It's one of India's largest physics projectsIn a dramatic face-off between environmentalists and physicists, the construction of the India-based Neutrino Observatory (INO) under the Nilgiri hills at Singara was not approved. Authorities determined that the endangered elephants which have set up their habitat in the area are simply too valuable to allow for the excavation of the hills and the transport of the massive pieces of equipment through pristine jungle paths. Experts with INO have argued that the amount of debris their activities will generate will be minimal, but still their request was not approved, Nature News reports.
The site is located in the Indian state of Tamil Nadu, right beneath the Nilgiri Biosphere Reserve (NBR), which houses elephants and tigers that are facing extinction worldwide. The latest decision is only the last in a row of controversies that have plagued the Observatory since 2006, when the first conflicts between conservationists and the INO managers began. The announcement that construction work at the 6.8-billion rupee ($150 million) site will not go through was made on November 20 by Jairam Ramesh, who is India's Minister of Environment and Forests. He essentially told scientists that Singara is off-limits.
“Everybody in the INO project is disappointed. Preparing a new site means a further delay of one year to a project that has already lost four years due to environmental activism,” explains Naba Mondal. He is a physicist at the Mumbai-based Tata Institute of Fundamental Research, and also a spokesman for the Observatory project. A potential alternative location was proposed in the region of Suruliyar, but the experts dropped it because there was no way of collecting in time data on the characteristics of the rocks at these locations. Such knowledge is instrumental in understanding how the rock will behave when subjected to the explosions needed to create the telescope's cavern.

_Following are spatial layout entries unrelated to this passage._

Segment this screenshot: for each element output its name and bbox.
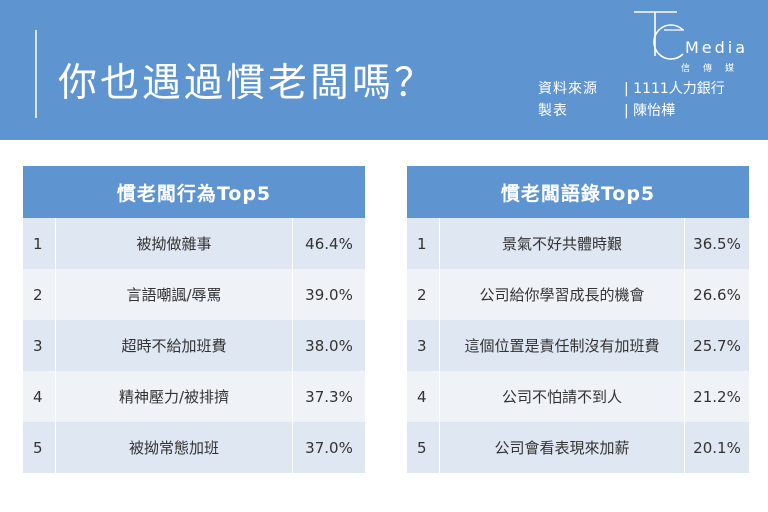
table-title: 慣老闆行為Top5	[23, 166, 365, 218]
rank-cell: 1	[23, 218, 56, 269]
table-title: 慣老闆語錄Top5	[407, 166, 749, 218]
source-value: | 1111人力銀行	[624, 81, 725, 97]
brand-subtitle: 信傳媒	[681, 64, 748, 74]
source-info: 資料來源 | 1111人力銀行 製表 | 陳怡樺	[538, 78, 725, 122]
percent-cell: 26.6%	[693, 285, 741, 304]
item-cell: 精神壓力/被排擠	[56, 371, 293, 422]
percent-cell: 21.2%	[693, 387, 741, 406]
author-value: | 陳怡樺	[624, 103, 676, 119]
author-label: 製表	[538, 103, 568, 119]
brand-logo-mark	[634, 11, 684, 60]
item-cell: 被拗常態加班	[56, 422, 293, 473]
table-row: 5 被拗常態加班 37.0%	[23, 422, 365, 473]
item-cell: 這個位置是責任制沒有加班費	[440, 320, 685, 371]
item-cell: 被拗做雜事	[56, 218, 293, 269]
item-cell: 公司不怕請不到人	[440, 371, 685, 422]
percent-cell: 46.4%	[305, 234, 353, 253]
percent-cell: 36.5%	[693, 234, 741, 253]
brand-word: Media	[685, 38, 749, 57]
header-banner: 你也遇過慣老闆嗎？ Media 信傳媒 資料來源 | 1111人力銀行 製表 |…	[0, 0, 768, 140]
table-row: 1 景氣不好共體時艱 36.5%	[407, 218, 749, 269]
item-cell: 景氣不好共體時艱	[440, 218, 685, 269]
source-row: 資料來源 | 1111人力銀行	[538, 78, 725, 100]
rank-cell: 3	[23, 320, 56, 371]
table-row: 1 被拗做雜事 46.4%	[23, 218, 365, 269]
percent-cell: 37.0%	[305, 438, 353, 457]
table-row: 3 這個位置是責任制沒有加班費 25.7%	[407, 320, 749, 371]
percent-cell: 20.1%	[693, 438, 741, 457]
percent-cell: 39.0%	[305, 285, 353, 304]
rank-cell: 1	[407, 218, 440, 269]
rank-cell: 4	[23, 371, 56, 422]
table-row: 4 精神壓力/被排擠 37.3%	[23, 371, 365, 422]
rank-cell: 4	[407, 371, 440, 422]
percent-cell: 37.3%	[305, 387, 353, 406]
rank-cell: 2	[23, 269, 56, 320]
table-row: 2 公司給你學習成長的機會 26.6%	[407, 269, 749, 320]
rank-cell: 5	[23, 422, 56, 473]
rank-cell: 2	[407, 269, 440, 320]
header-divider	[35, 30, 37, 118]
brand-logo: Media 信傳媒	[633, 8, 753, 74]
rank-cell: 3	[407, 320, 440, 371]
author-row: 製表 | 陳怡樺	[538, 100, 725, 122]
percent-cell: 25.7%	[693, 336, 741, 355]
table-row: 2 言語嘲諷/辱罵 39.0%	[23, 269, 365, 320]
page-title: 你也遇過慣老闆嗎？	[58, 61, 437, 106]
table-row: 3 超時不給加班費 38.0%	[23, 320, 365, 371]
item-cell: 公司給你學習成長的機會	[440, 269, 685, 320]
table-row: 5 公司會看表現來加薪 20.1%	[407, 422, 749, 473]
percent-cell: 38.0%	[305, 336, 353, 355]
boss-behavior-table: 慣老闆行為Top5 1 被拗做雜事 46.4% 2 言語嘲諷/辱罵 39.0% …	[23, 166, 365, 473]
item-cell: 言語嘲諷/辱罵	[56, 269, 293, 320]
table-row: 4 公司不怕請不到人 21.2%	[407, 371, 749, 422]
source-label: 資料來源	[538, 81, 598, 97]
item-cell: 超時不給加班費	[56, 320, 293, 371]
rank-cell: 5	[407, 422, 440, 473]
boss-quotes-table: 慣老闆語錄Top5 1 景氣不好共體時艱 36.5% 2 公司給你學習成長的機會…	[407, 166, 749, 473]
item-cell: 公司會看表現來加薪	[440, 422, 685, 473]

“We are indeed relieved. We only represent organizations in Nilgiri. It may happen that some of the members also active in [Suruliyar] will protest if there is a serious threat to nature,” says NBR Alliance coordinator Tarsh Thekaekara. His group was the main opposition to the INO construction at Singara, and apparently the environmentalists will also take up action in Suruliyar if the need arises. The latter area is located very close to the Periyar tiger reserve, though admittedly it does not pass right through it. The INO construction phase will only begin when all clearances from the government are obtained.